The Government has also introduced an economic action plan, which has elements affecting businesses and families. Apart from inflation, what’s the problem that needs to be solved, the most important problem to be solved, which this action plan must address? Because we must also pay attention to economic growth and to the preservation of jobs.
What we have to pay attention to most of all is protecting jobs. If there is work, there is everything. In Hungary we’ve built a work-based economy. This is why ten or twelve years ago unemployment was somewhere between 10 and 12 per cent, but now it’s practically impossible to find workers. So protecting jobs is the key to everything. If people are in work, then there will be a solution to every problem. Then they’ll have the opportunity in their hands to control their own lives. This is why this is the most important thing. The second most important thing is not to forget about those who are no longer working. They are retired.

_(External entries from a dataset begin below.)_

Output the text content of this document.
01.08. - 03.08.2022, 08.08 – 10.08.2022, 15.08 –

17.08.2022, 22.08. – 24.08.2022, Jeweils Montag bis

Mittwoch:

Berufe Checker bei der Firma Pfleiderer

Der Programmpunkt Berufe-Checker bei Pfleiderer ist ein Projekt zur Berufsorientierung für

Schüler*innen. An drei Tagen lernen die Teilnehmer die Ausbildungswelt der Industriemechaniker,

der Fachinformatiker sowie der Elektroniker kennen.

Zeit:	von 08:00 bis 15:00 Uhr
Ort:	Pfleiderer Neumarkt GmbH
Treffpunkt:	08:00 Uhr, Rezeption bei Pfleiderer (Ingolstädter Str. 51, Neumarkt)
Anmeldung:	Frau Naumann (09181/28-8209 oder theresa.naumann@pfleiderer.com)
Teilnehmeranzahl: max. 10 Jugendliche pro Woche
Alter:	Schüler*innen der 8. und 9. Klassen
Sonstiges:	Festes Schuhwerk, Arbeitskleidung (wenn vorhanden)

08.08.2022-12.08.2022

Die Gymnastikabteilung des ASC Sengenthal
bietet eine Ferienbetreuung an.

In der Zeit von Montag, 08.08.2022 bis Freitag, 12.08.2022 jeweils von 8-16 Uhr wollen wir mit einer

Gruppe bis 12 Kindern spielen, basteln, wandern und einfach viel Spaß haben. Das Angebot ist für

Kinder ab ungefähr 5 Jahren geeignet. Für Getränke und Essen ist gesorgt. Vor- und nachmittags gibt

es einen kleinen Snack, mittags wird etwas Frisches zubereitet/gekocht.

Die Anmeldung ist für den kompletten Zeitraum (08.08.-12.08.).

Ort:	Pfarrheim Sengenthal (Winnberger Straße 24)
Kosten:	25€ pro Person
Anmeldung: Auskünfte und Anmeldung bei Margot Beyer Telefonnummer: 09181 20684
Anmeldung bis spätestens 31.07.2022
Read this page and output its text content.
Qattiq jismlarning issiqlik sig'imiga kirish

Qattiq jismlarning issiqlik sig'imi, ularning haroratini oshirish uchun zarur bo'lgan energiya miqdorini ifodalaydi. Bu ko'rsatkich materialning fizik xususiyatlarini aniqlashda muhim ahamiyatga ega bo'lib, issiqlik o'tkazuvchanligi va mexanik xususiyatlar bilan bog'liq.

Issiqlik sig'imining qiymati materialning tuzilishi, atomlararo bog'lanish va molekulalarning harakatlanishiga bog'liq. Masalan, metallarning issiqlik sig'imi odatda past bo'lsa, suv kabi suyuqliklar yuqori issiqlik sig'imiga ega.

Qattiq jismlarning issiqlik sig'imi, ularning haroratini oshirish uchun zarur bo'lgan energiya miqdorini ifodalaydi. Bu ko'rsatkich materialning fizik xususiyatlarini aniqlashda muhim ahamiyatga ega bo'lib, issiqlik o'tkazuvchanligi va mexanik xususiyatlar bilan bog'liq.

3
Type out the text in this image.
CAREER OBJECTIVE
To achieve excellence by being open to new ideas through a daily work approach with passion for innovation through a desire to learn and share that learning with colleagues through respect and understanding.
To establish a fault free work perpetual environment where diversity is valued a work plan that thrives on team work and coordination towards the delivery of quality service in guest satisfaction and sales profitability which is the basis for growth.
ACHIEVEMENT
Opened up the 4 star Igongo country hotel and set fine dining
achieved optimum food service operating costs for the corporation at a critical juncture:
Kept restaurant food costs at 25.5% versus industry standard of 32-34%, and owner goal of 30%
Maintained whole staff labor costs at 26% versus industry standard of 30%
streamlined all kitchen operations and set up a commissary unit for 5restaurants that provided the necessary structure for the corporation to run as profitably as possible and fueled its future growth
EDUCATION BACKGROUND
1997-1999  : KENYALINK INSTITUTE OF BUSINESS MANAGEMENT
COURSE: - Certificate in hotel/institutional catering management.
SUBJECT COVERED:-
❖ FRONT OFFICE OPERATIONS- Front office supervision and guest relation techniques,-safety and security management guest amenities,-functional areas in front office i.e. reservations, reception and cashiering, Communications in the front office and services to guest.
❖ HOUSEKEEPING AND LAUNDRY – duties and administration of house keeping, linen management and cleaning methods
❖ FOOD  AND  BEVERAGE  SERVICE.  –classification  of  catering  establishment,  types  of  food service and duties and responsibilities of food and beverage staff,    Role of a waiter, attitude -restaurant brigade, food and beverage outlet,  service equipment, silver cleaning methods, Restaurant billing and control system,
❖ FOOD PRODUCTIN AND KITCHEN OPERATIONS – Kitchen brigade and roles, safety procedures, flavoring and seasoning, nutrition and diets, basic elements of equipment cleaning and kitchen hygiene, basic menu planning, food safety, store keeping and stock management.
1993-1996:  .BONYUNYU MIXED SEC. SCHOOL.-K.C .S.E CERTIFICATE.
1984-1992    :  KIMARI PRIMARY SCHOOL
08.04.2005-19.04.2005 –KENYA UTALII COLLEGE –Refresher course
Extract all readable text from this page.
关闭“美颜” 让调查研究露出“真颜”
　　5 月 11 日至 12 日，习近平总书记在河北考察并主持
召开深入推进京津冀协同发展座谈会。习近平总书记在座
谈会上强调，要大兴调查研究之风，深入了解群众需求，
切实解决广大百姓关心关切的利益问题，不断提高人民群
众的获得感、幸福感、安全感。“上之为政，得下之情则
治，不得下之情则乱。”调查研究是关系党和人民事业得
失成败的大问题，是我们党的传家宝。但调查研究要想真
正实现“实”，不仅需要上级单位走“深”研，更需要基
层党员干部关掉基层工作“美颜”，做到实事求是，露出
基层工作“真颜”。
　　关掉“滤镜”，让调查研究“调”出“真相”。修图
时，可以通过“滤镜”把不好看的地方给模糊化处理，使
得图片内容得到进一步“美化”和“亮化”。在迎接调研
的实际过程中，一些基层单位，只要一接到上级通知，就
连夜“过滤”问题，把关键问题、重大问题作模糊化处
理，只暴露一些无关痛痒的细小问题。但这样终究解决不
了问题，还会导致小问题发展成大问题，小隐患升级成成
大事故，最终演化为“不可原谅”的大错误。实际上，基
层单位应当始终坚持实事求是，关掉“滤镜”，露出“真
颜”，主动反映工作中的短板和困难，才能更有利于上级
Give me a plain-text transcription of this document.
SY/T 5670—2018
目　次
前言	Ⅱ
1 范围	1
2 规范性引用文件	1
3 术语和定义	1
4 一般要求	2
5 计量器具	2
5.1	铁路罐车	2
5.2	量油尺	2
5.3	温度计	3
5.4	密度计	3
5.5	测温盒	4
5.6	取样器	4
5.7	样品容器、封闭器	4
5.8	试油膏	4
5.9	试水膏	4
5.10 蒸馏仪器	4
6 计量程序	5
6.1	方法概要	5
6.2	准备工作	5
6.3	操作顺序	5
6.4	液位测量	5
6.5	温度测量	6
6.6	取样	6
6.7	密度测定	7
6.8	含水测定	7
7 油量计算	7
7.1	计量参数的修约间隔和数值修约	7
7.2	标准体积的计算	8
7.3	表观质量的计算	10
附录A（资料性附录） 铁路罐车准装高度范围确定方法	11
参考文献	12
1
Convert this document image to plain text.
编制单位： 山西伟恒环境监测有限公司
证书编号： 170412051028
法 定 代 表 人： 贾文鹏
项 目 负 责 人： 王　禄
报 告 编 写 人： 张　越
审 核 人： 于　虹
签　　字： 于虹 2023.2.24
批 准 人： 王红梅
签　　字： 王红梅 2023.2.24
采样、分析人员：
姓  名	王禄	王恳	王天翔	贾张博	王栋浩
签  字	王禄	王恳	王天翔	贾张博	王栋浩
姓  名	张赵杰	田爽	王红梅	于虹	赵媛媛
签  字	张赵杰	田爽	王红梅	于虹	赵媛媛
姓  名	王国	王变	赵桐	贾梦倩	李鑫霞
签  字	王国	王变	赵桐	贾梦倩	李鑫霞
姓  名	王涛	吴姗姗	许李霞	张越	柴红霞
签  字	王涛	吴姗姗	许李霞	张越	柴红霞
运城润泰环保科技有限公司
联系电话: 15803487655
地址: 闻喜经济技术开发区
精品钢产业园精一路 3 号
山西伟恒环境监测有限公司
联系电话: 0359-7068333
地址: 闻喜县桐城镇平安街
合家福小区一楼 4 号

So the value of pensions must be protected. It’s no coincidence that when high inflationary conditions emerge, as has happened in Hungary, pensions must be increased by at least as much as the rate of inflation. What’s more, there’s the thirteenth month’s pension. Everyone said that it was fine to introduce it before the election, but it couldn’t be maintained; but we’re fighting to maintain the thirteenth month’s pension – and even to continuously increase it in line with inflation. So, as well as jobs, pensioners and the value of pensions must be protected. Thirdly, the value of family allowances must be preserved. Here, too, all kinds of changes have had to be devised, because it turns out that some work and some don’t. For example, the village family home creation allowance has worked very well, but interest in the urban version of it has dropped – it’s plummeted. So we have to come up with something new to replace the old form of support. As far as the baby loan is concerned, we’d also like to see support for those under 30 years of age: they’d receive support if they promised to have children. Those over 30 years of age would also receive support, but only if they can prove that they’re actually expecting a child. Moreover, in the case of both the village family home creation allowance and the baby loan, we’re increasing the amount of support at a time when everyone can see the difficulties that the entire European economy is suffering. So, of course, this year we’re suffering; but we’ll come out of it stronger than we went in.
Here at the Public Media Centre in Brussels, in the last half hour I’ve been asking Prime Minister Viktor Orbán about the EU summit, support for Ukraine, migration and economic issues.